Es gibt Förderrichtlinien für den Ausbau der offenen Ganztagsgrundschulen, und diese Landesregierung ändert im laufenden Verfahren die Richtlinien, um ihr Programm der Ganztagshauptschulen zu finanzieren, und lässt die Kommunen vor Ort mit diesen finanziellen Lasten allein.

All das hat mit ehrlicher und transparenter Haushaltspolitik nichts mehr zu tun und belastet die Kommunen.

(Beifall von SPD und GRÜNEN)

Der ehemals verlässliche Partner Land ist nunmehr zur unberechenbaren Größe im Haushaltsplan eines jeden Kämmerers geworden.

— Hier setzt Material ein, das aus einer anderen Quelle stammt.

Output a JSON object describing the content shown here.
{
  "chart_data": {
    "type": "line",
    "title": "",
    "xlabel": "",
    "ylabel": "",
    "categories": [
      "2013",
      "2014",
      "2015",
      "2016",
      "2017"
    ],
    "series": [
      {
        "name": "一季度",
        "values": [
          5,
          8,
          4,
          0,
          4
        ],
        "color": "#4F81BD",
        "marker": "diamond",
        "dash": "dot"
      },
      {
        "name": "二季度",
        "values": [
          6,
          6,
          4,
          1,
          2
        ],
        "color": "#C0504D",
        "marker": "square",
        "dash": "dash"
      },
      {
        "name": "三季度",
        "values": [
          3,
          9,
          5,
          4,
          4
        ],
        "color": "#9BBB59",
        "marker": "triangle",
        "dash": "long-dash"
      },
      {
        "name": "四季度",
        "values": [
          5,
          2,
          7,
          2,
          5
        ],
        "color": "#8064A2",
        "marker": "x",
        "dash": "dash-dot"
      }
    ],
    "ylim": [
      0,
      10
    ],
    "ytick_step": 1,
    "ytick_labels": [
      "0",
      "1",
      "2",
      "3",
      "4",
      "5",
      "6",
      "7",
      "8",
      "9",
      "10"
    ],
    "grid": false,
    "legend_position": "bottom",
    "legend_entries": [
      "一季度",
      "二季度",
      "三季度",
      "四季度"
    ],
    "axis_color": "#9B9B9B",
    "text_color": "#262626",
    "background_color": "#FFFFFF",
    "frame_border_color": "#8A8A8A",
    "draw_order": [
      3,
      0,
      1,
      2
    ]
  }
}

Als Vater von vier Kindern weiß ich genau, welche Belastungen die Eltern in unserem Lande durch die Ausbildung ihrer Kinder zu tragen haben. Neben Schulbüchern, Klassenfahrten bis hin zum Kopiergeld summieren sich diese Kosten zu beträchtlichen Beträgen. Aus diesem Grund ist es umso nötiger, allen Eltern umfassende Unterstützung zukommen zu lassen.

Wie die Grünen in ihrem Antrag richtigerweise darstellen, wurde vor dem Hintergrund einbrechender Steuermittel 2003 der Eigenanteil der Eltern an den Lernmitteln auf 49 % erhöht, auf fünf Jahre begrenzt. Diese Regelung läuft zum 31. Juli 2008 aus, und wir kommen, wie wir damals versprochen haben, zu dem ehemaligen Ausgangspunkt zurück.

Wenn heute in der „Westdeutschen Allgemeine“ Herr Priboschek, der Sprecher des Schulministeriums, erklärt, im Schulgesetz sei klar geregelt, dass die jeweiligen Schulträger, also Kommunen oder Kirchen, die Schulbücher für bedürftige Familien komplett bezahlen müssten, dann irrt er. Manchmal ist es hilfreich, in das Gesetz zu schauen. In § 96 Abs. 3 heißt es im letzten Satz:

„Über weitere Entlastungen vom Eigenanteil entscheidet der Schulträger in eigener Verantwortung.“

Hieraus wird ersichtlich, dass die Städte und Gemeinden wieder im Spiel sind, wenn es um freiwillige soziale Leistungen geht. Sie sollten ganz genau wissen, dass Kommunen in der Haushaltsnotlage oder im Haushaltssicherungskonzept dies gar nicht leisten können und dürfen.

Es ist gut, dass Eltern ab dem 1. August dieses Jahres wieder prozentual weniger für die Lernmittel ihrer Kinder bezahlen müssen. Es ist aber auch völlig unverständlich, dass dies wieder zulasten der Kommunen in unserem Land geht. Der Städtetag Nordrhein-Westfalen hat schon am 29. März 2006 davor gewarnt, die Kosten und Konflikte dieser Schulpolitik auf die Kommunen abzuwälzen. Obwohl die Ministerin und ihr Staatssekretär schon im August 2005 ankündigten, die Rechtslage entsprechend anzupassen und die Städte und Gemeinden finanziell und damit verfassungsgemäß zu unterstützen, geschieht bis heute nichts.